TPtocos sabían lo que era un cayuco. Ya lo sabemos todos. La avalancha de extranjeros indocumentados que arriban sin cesar a las playas de Canarias a bordo de esas embarcaciones nos lo ha enseñado. Llegan hacinados a decenas, con hambre y frío, sin fuerzas, pero conservando aún una brizna del magnífico impulso vital que les empujó a huir de la miseria.

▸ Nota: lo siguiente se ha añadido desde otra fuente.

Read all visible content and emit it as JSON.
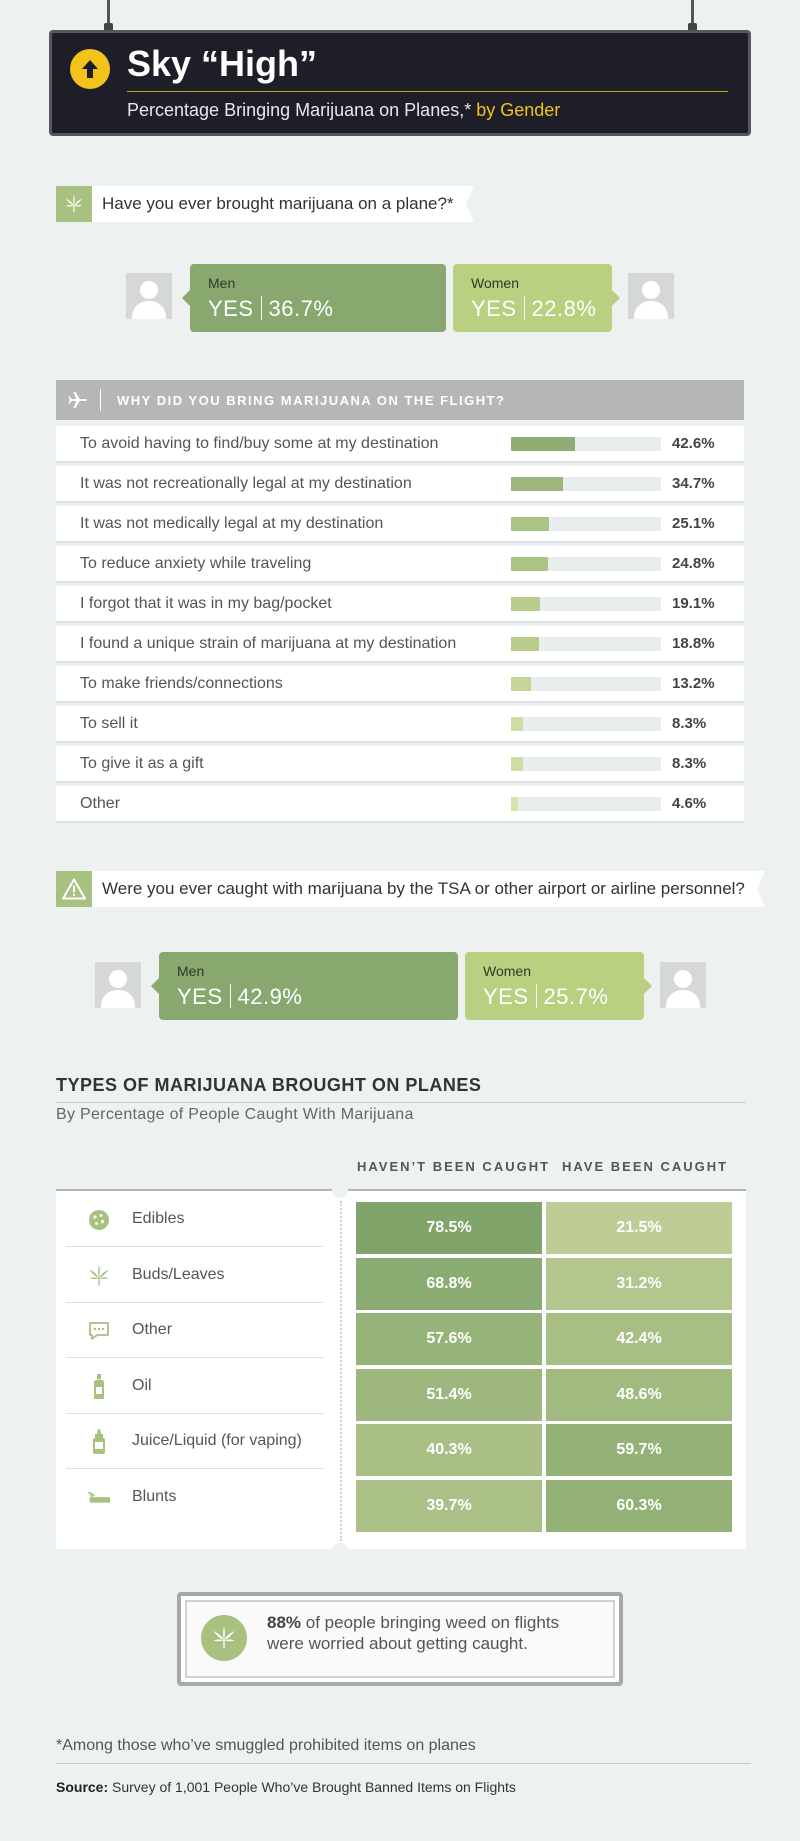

Para la mayor parte, su esfuerzo no habrá servido de nada y el fracaso coronará su empresa, pero el coraje que exige haberlo intentado impone un hondo respeto.

Más allá de las políticas concretas --complejas y costosas-- que esta realidad exige, la magnitud del fenómeno obliga a una reflexión de fondo que ha de partir de la constatación del desmesurado crecimiento de la población mundial, que de 1750 hasta hoy se ha multiplicado por 8,4. Y, en las décadas recientes, las tasas de crecimiento de las regiones más pobres --en especial de Africa-- han aumentado aún más. Esto provoca una poderosa emigración de las zonas pobres a las ricas. De lo que resulta --como ha escrito Gabriel Tortella-- que "el espectro de la superpoblación, no el del comunismo, es lo que recorre el mundo en el presente siglo y las profecías de Marx quedan hoy pálidas ante las de Malthus, el otro gran científico social que tampoco se arredró ante las predicciones".

Se trata de un problema capital, que amplía la desigualdad y amenaza la integridad del planeta: la emigración puede ser un paliativo, pero no la solución. El crecimiento demográfico desbocado impide formar capital humano en los países del tercer mundo, que solo pueden dar trabajo bruto, cuya demanda no aumenta en un primer mundo cada vez más tecnificado. Esta es la ecuación por resolver.